Tuesday, August 06, 2013

Nobody pays $384 for a physical therapy visit

The headline from a WaPo op-ed reads:

For a stiff neck, nearly $6,000 in physical therapy seemed too much


The author is a patient who had physical therapy prescribed for a simple musculoskeletal problem.


My insurance company sent me notification it was “seeking additional information about these charges,” which would mean a “delay in payment” for my PT treatments. My insurer had been billed $412 for my first appointment and $384 for the second. I can hardly blame the company for wanting to know the justification of such costs.
Now I understand why the front desk seemed so eager to have me use my maximum of 12 visits before the end of June: I was leaving nearly $5,000 worth of payments on the table. [bold mine-- Tony]
Notice the confusion of bills, payments and cost.
The author assumes that the insurance company gets no discount and will pay the full $384 billed for the physical therapy appointment and the thousands of dollars of visits.
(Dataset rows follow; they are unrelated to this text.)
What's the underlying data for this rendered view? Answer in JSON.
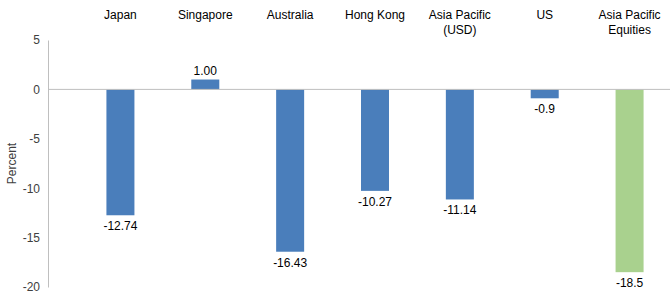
{
  "chart_data": {
    "type": "bar",
    "y_label": "Percent",
    "categories": [
      "Japan",
      "Singapore",
      "Australia",
      "Hong Kong",
      "Asia Pacific\n(USD)",
      "US",
      "Asia Pacific\nEquities"
    ],
    "values": [
      -12.74,
      1.0,
      -16.43,
      -10.27,
      -11.14,
      -0.9,
      -18.5
    ],
    "value_labels": [
      "-12.74",
      "1.00",
      "-16.43",
      "-10.27",
      "-11.14",
      "-0.9",
      "-18.5"
    ],
    "colors": [
      "#4a7ebb",
      "#4a7ebb",
      "#4a7ebb",
      "#4a7ebb",
      "#4a7ebb",
      "#4a7ebb",
      "#a9d18e"
    ],
    "ylim": [
      -20,
      5
    ],
    "yticks": [
      -20,
      -15,
      -10,
      -5,
      0,
      5
    ],
    "grid": false,
    "data_labels": true
  }
}
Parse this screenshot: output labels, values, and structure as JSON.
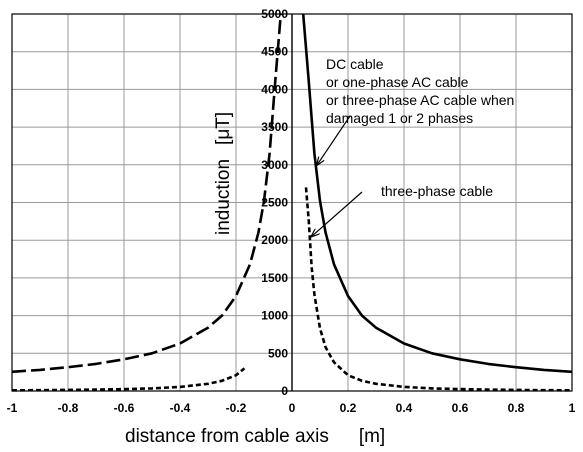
{
  "chart_data": {
    "type": "line",
    "xlabel": "distance from cable axis",
    "xunit": "[m]",
    "ylabel": "induction",
    "yunit": "[μT]",
    "xlim": [
      -1,
      1
    ],
    "ylim": [
      0,
      5000
    ],
    "grid": true,
    "x_ticks": [
      "-1",
      "-0.8",
      "-0.6",
      "-0.4",
      "-0.2",
      "0",
      "0.2",
      "0.4",
      "0.6",
      "0.8",
      "1"
    ],
    "y_ticks": [
      "0",
      "500",
      "1000",
      "1500",
      "2000",
      "2500",
      "3000",
      "3500",
      "4000",
      "4500",
      "5000"
    ],
    "series": [
      {
        "style": "solid",
        "x": [
          0.04,
          0.06,
          0.08,
          0.1,
          0.12,
          0.15,
          0.2,
          0.25,
          0.3,
          0.4,
          0.5,
          0.6,
          0.7,
          0.8,
          0.9,
          1.0
        ],
        "y": [
          5000,
          4100,
          3150,
          2520,
          2100,
          1680,
          1260,
          1000,
          840,
          630,
          500,
          420,
          360,
          315,
          280,
          255
        ]
      },
      {
        "style": "long-dash",
        "x": [
          -1.0,
          -0.9,
          -0.8,
          -0.7,
          -0.6,
          -0.5,
          -0.4,
          -0.3,
          -0.25,
          -0.2,
          -0.15,
          -0.12,
          -0.1,
          -0.08,
          -0.06,
          -0.04
        ],
        "y": [
          255,
          280,
          315,
          360,
          420,
          500,
          630,
          840,
          1000,
          1260,
          1680,
          2100,
          2520,
          3150,
          4100,
          5000
        ]
      },
      {
        "style": "short-dash",
        "x": [
          0.05,
          0.06,
          0.07,
          0.08,
          0.1,
          0.12,
          0.15,
          0.2,
          0.25,
          0.3,
          0.4,
          0.5,
          0.6,
          0.7,
          0.8,
          0.9,
          1.0
        ],
        "y": [
          2700,
          2250,
          1650,
          1280,
          830,
          580,
          380,
          210,
          135,
          95,
          55,
          35,
          25,
          18,
          14,
          11,
          9
        ]
      },
      {
        "style": "short-dash",
        "x": [
          -1.0,
          -0.9,
          -0.8,
          -0.7,
          -0.6,
          -0.5,
          -0.4,
          -0.3,
          -0.25,
          -0.2,
          -0.17
        ],
        "y": [
          9,
          11,
          14,
          18,
          25,
          35,
          55,
          95,
          135,
          210,
          300
        ]
      }
    ],
    "annotations": [
      {
        "lines": [
          "DC cable",
          "or one-phase AC cable",
          "or three-phase AC cable when",
          "damaged 1 or 2 phases"
        ],
        "arrow_to": [
          0.09,
          3000
        ]
      },
      {
        "lines": [
          "three-phase cable"
        ],
        "arrow_to": [
          0.07,
          2050
        ]
      }
    ]
  }
}
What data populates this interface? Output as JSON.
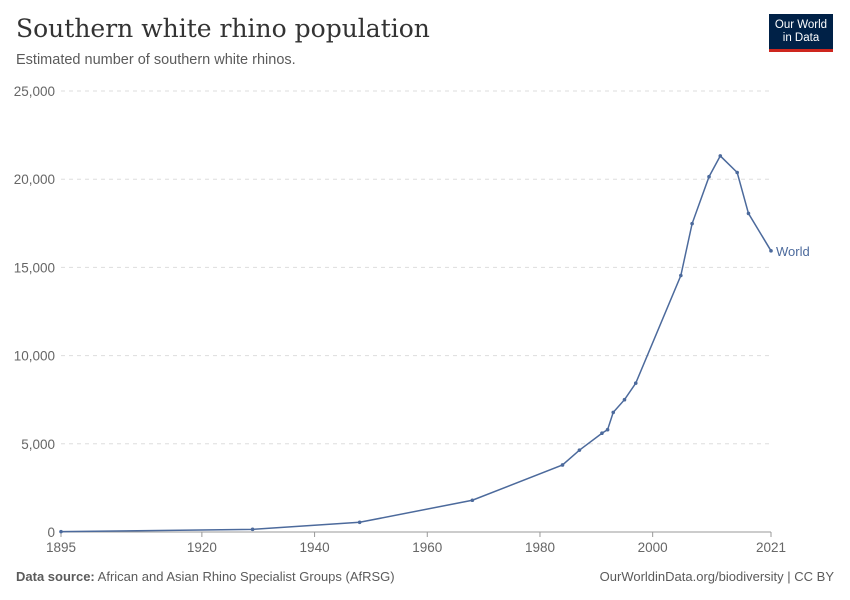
{
  "header": {
    "title": "Southern white rhino population",
    "subtitle": "Estimated number of southern white rhinos.",
    "logo": "Our World in Data"
  },
  "footer": {
    "source_label": "Data source:",
    "source": "African and Asian Rhino Specialist Groups (AfRSG)",
    "credit": "OurWorldinData.org/biodiversity | CC BY"
  },
  "chart_data": {
    "type": "line",
    "title": "Southern white rhino population",
    "subtitle": "Estimated number of southern white rhinos.",
    "xlim": [
      1895,
      2021
    ],
    "ylim": [
      0,
      25000
    ],
    "xticks": [
      "1895",
      "1920",
      "1940",
      "1960",
      "1980",
      "2000",
      "2021"
    ],
    "yticks": [
      "0",
      "5,000",
      "10,000",
      "15,000",
      "20,000",
      "25,000"
    ],
    "grid": "horizontal dashed",
    "series": [
      {
        "name": "World",
        "color": "#4c6a9c",
        "x": [
          1895,
          1929,
          1948,
          1968,
          1984,
          1987,
          1991,
          1992,
          1993,
          1995,
          1997,
          2005,
          2007,
          2010,
          2012,
          2015,
          2017,
          2021
        ],
        "y": [
          20,
          150,
          550,
          1800,
          3800,
          4640,
          5600,
          5800,
          6780,
          7500,
          8440,
          14540,
          17480,
          20140,
          21320,
          20380,
          18060,
          15940
        ]
      }
    ]
  }
}
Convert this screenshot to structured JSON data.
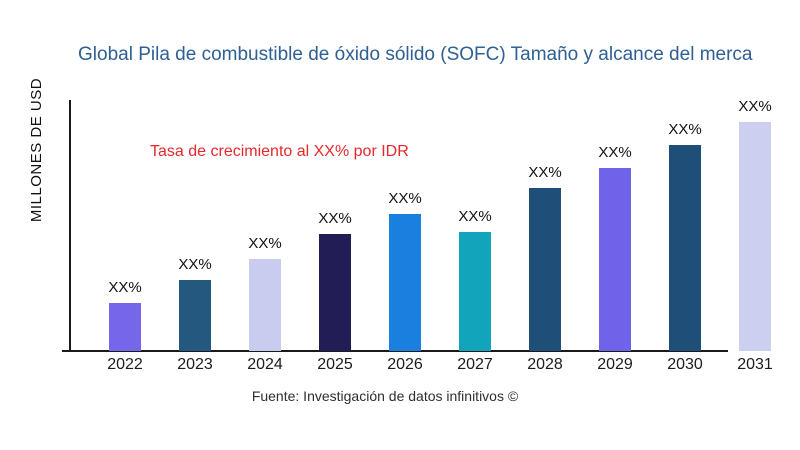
{
  "title": {
    "text": "Global Pila de combustible de óxido sólido (SOFC) Tamaño y alcance del merca",
    "color": "#2e6095"
  },
  "y_axis_label": "MILLONES DE USD",
  "annotation": {
    "text": "Tasa de crecimiento al XX% por IDR",
    "color": "#e8282b"
  },
  "footer": "Fuente: Investigación de datos infinitivos ©",
  "chart_data": {
    "type": "bar",
    "title": "Global Pila de combustible de óxido sólido (SOFC) Tamaño y alcance del merca",
    "xlabel": "",
    "ylabel": "MILLONES DE USD",
    "categories": [
      "2022",
      "2023",
      "2024",
      "2025",
      "2026",
      "2027",
      "2028",
      "2029",
      "2030",
      "2031"
    ],
    "values": [
      21,
      31,
      40,
      51,
      60,
      52,
      71,
      80,
      90,
      100
    ],
    "value_scale_note": "no numeric axis shown; values are relative estimates with 2031 = 100",
    "value_labels": [
      "XX%",
      "XX%",
      "XX%",
      "XX%",
      "XX%",
      "XX%",
      "XX%",
      "XX%",
      "XX%",
      "XX%"
    ],
    "bar_colors": [
      "#7667ea",
      "#25587e",
      "#caccef",
      "#231d56",
      "#1a80df",
      "#12a4ba",
      "#1f4e79",
      "#7062e9",
      "#1f4e79",
      "#cdcff0"
    ],
    "annotation": "Tasa de crecimiento al XX% por IDR",
    "source": "Fuente: Investigación de datos infinitivos ©",
    "ylim": [
      0,
      110
    ],
    "grid": false,
    "legend": false,
    "y_tick_labels_shown": false
  }
}
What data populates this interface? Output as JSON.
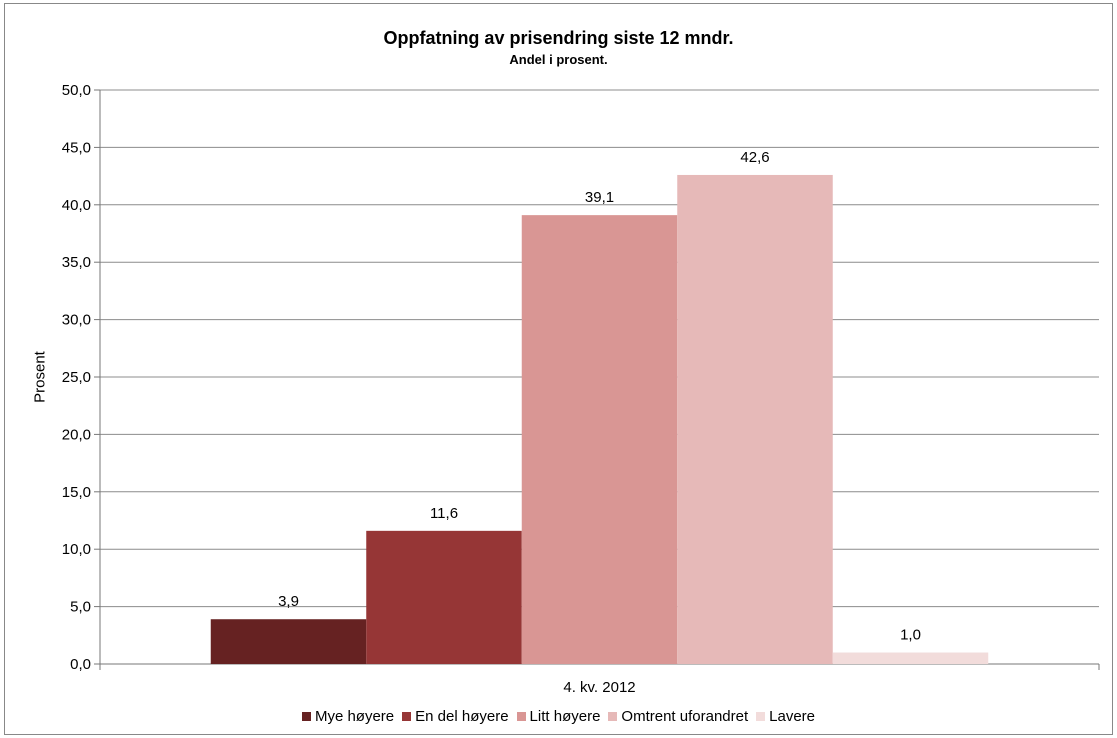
{
  "chart_data": {
    "type": "bar",
    "title": "Oppfatning av prisendring siste 12 mndr.",
    "subtitle": "Andel i prosent.",
    "xlabel": "",
    "ylabel": "Prosent",
    "ylim": [
      0,
      50
    ],
    "y_ticks": [
      "0,0",
      "5,0",
      "10,0",
      "15,0",
      "20,0",
      "25,0",
      "30,0",
      "35,0",
      "40,0",
      "45,0",
      "50,0"
    ],
    "categories": [
      "4. kv. 2012"
    ],
    "grid": true,
    "legend_position": "bottom",
    "series": [
      {
        "name": "Mye høyere",
        "values": [
          3.9
        ],
        "label": "3,9",
        "color": "#662222"
      },
      {
        "name": "En del høyere",
        "values": [
          11.6
        ],
        "label": "11,6",
        "color": "#963636"
      },
      {
        "name": "Litt høyere",
        "values": [
          39.1
        ],
        "label": "39,1",
        "color": "#d99694"
      },
      {
        "name": "Omtrent uforandret",
        "values": [
          42.6
        ],
        "label": "42,6",
        "color": "#e6b9b8"
      },
      {
        "name": "Lavere",
        "values": [
          1.0
        ],
        "label": "1,0",
        "color": "#f2dcdb"
      }
    ]
  }
}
It's satisfying I suppose for health care consumers to read these bills and feel that they have found the real reason, the Holy Grail, of the health care cost crisis, -- $6,000 !!!! OMG!!!--so they fire off an op-ed finally enlightening all of us on the true nut of the issue.
Of course, it's way more complicated than $6,000 in bills. Every insurance company and payer, even cash payer, negotiates a discount to the amount billed. In fact, the amount billed, the $6,000 is a compete fiction. Stop talking about it. 
There's a discount. It might be $100 or $300 or $50.
For a nation ostensibly built on the notion of capitalism and finance I continue to be astounded at the lack of sophistication of the arguments regarding health care finance.
If the Washington Post can publish such an inane op-ed then there is no hope. We should be way beyond the griping about the $384 charged for a physical therapy visit. Nobody ever pays $384 for a physical therapy visit. The insurance company gets a discount. Medicare gets a discounts. Medicaid gets a BIG discount (if it's covered at all). Even cash customers negotiate a discount.

Maybe it's a problem that we really don't know how much is reimbursed for that visit. Fine. But nobody PAYS $384 for a physical therapy visit.

Let me say it again, nobody pays $384 for a physical therapy visit.

Nobody pays $384 for a physical therapy visit.

$384 was the CHARGE, not the payment, NOT the cost.

Get it?

Nobody pays $384 for a physical therapy visit.

Please, if you are an editor for the Washington Post, the USAToday, the Wall Street Journal, the New York Times, or a producer for any news network do NOT conflate charges with payments with costs. Don't embarrass yourselves by publishing op-eds and letters like this without explanation. You are morons.

Nobody pays $384 for a physical therapy visit.

2 comments:

PurpleMountains2020 said...

"Maybe it's a problem that we really don't know how much is reimbursed for that visit."

Maybe????

Third party payment with no price transparency IS THE PROBLEM. Thanks goodness for the ACA...

July 2009, Obama's Remarks on Health Care

"This is not just about the 47 million Americans who have no health insurance."

www.nytimes.com/2009/07/22/us/politics/22obama.text.html

On June 28, 2012, the same day the Supreme Court issued its ruling, President Barack Obama delivered a speech in which he said 30 million Americans presently without health coverage will now have the opportunity to obtain affordable health plans.

“If you’re one of the 30 million Americans who don’t yet have health insurance, starting in 2014, this law will offer you an array of quality, affordable, private health insurance plans to choose from,” said Obama.

Listen to the video clip at the link below starting at 2:30:

www.whitehouse.gov/blog/2012/06/28/supreme-court-upholds-president-obamas-health-care-reform

So, according to Obama's own words, 17 million Americans have health insurance now that didn't then.

What progress! Even before the ObamaCare is implemented, and without further Congressional action, 17 million uninsured Americans somehow picked up health care coverage.

It gets better.

The CBO projects that under Obamacare over the next decade, the number of uninsured will never fall below 30 million (see the link below).

www.cbo.gov/sites/default/files/cbofiles/attachments/43472-07-24-2012-CoverageEstimates.pdf

So, exactly what is the purpose of ObamaCare other than wrecking the health care system for the 85-90% of Americans who were satisifed with the system as it was, in what the CBO projects will be a failed attempt to provide health insurance (not health care) to the other 10-15%?

Maybe this:

www.calwatchdog.com/wp-content/uploads/2013/05/Obamacare-bureaucracy-chart.jpg

Tony said...

https://www.census.gov/library/publications/2021/demo/p60-274.html#:~:text=In%202020%2C%208.6%20percent%20of,part%20of%202020%20was%2091.4.

28 million did not have health insurance in 2020, under 30 million. You are wrong.